Famous First Words

By Victoria Chen

As an incoming first-year, you will have no shortage of ‘firsts’ at Harvard ( it’s almost like it’s in the name). To prepare you for this inevitability, we here at Flyby have decided to expedite some of that process and provide you with an ironclad list of some of the famous first words you are guaranteed to hear in your first few weeks — and, with any luck, will stop hearing soon.

“I’m pre-med”

Aren’t we all? Kidding — but it will definitely feel like our campus is aspiring to take over five whole floors of Massachusetts General Hospital until the first LS1a PIE (an examination known to kill the hopes of future doctors). If it isn’t pre-med, it’s pre-law, or pre-business, or pre-pretty much anything that sounds like it guarantees you a career.

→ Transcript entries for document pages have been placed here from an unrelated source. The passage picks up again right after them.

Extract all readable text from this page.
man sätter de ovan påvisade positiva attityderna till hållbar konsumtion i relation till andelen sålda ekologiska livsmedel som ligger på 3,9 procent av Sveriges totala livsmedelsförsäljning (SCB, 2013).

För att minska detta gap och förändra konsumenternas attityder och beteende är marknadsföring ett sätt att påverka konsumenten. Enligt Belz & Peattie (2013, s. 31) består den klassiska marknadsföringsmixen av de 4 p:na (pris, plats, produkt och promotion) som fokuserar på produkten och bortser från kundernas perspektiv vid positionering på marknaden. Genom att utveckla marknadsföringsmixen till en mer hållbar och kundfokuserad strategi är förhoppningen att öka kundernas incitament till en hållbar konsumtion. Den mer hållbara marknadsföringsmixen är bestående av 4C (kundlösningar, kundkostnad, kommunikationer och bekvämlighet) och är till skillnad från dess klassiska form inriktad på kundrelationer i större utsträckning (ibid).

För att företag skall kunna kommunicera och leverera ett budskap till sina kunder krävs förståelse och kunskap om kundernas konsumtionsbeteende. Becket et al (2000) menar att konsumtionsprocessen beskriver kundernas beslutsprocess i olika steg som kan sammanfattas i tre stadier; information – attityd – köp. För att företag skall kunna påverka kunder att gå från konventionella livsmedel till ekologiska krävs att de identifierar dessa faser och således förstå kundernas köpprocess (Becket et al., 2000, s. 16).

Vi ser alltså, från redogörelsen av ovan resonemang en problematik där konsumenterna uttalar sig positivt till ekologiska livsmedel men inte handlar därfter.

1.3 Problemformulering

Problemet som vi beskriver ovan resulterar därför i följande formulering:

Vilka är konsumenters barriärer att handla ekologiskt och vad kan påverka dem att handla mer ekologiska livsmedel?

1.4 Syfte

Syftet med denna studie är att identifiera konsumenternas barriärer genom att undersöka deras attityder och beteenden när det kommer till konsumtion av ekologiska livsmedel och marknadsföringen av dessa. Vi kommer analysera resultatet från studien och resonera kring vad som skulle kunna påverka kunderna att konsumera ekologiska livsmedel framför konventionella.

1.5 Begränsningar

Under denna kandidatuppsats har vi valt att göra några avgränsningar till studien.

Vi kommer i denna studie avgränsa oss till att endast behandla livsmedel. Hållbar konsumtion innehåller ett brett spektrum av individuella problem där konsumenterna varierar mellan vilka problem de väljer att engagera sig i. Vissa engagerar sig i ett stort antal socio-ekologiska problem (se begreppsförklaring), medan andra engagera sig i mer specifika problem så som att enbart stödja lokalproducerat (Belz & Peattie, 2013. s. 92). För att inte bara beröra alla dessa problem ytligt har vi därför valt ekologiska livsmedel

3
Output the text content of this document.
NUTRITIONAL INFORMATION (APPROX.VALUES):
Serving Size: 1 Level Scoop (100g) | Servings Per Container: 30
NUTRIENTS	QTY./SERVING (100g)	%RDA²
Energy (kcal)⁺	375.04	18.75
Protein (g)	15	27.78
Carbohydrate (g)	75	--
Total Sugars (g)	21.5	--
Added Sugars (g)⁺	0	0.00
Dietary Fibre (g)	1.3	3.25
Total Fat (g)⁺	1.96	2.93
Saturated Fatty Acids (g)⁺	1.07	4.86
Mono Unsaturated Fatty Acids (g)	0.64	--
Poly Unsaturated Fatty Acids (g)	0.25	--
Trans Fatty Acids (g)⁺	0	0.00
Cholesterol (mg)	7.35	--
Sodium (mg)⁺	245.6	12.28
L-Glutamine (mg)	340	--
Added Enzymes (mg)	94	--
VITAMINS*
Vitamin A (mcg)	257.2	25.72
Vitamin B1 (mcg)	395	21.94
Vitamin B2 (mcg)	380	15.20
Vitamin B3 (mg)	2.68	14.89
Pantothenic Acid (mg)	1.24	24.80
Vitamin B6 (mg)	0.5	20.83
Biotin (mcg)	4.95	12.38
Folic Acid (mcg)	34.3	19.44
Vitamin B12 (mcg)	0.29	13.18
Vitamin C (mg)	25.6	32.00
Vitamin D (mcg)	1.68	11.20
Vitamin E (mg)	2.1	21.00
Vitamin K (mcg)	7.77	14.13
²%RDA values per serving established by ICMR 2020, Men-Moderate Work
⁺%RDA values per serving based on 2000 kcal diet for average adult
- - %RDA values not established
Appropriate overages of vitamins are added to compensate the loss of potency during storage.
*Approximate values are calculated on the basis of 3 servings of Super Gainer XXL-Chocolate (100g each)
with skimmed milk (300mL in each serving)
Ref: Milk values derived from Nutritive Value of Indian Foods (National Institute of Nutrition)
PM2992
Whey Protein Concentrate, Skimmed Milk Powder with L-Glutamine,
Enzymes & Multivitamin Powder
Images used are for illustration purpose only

“Greenough isn’t that far.”

It’s this or an aggrieved Pennypacker resident insisting that they’re at least an extra three minutes further from the Yard than everyone else. The union dorms — a.k.a. the freshman Quad — will be a source of some controversy until people find out about the actual Quad.

“I’m double concentrating in... with a joint and secondary in….”

This is not unlike the pre-professional conundrum, but no one is more confident that they can complete an extra concentration or two than a first-semester freshman. Academic ambition stops being all the rage around October, coincidentally right when midterm season begins..

“Party in Holworthy Basement tonight”

These are some first words you’ll wish were your last. Unfortunately, basement hopping for the first two weeks of school is a rite of passage that all Harvard students must undertake. My best advice? Have Flyby open to dull some of the pain while you’re sweating in the confines of your first college party.

“I’m not getting Quadded”

Saying “the Quad” to a first year is like cueing a black cat, dramatic music, and lightning all at once. Anti-Quad propaganda spreads early and it spreads fast, so while you’ll hear this mantra throughout the year, nothing hits the same as those first horror stories of the treacherous 15-minute walk to Cabot.

These happy phrases will echo through Berg as you begin your days at Harvard, but remember not to take them too seriously. Life would look very different if we were all held to our first words on campus, so at most, these should give you some emergency conversation starters if you’re in a pinch. (Or, let’s be real, conversation enders.) Good luck, and remember that Flyby is here to guide you through all the canon events you’re sure to experience during your first year.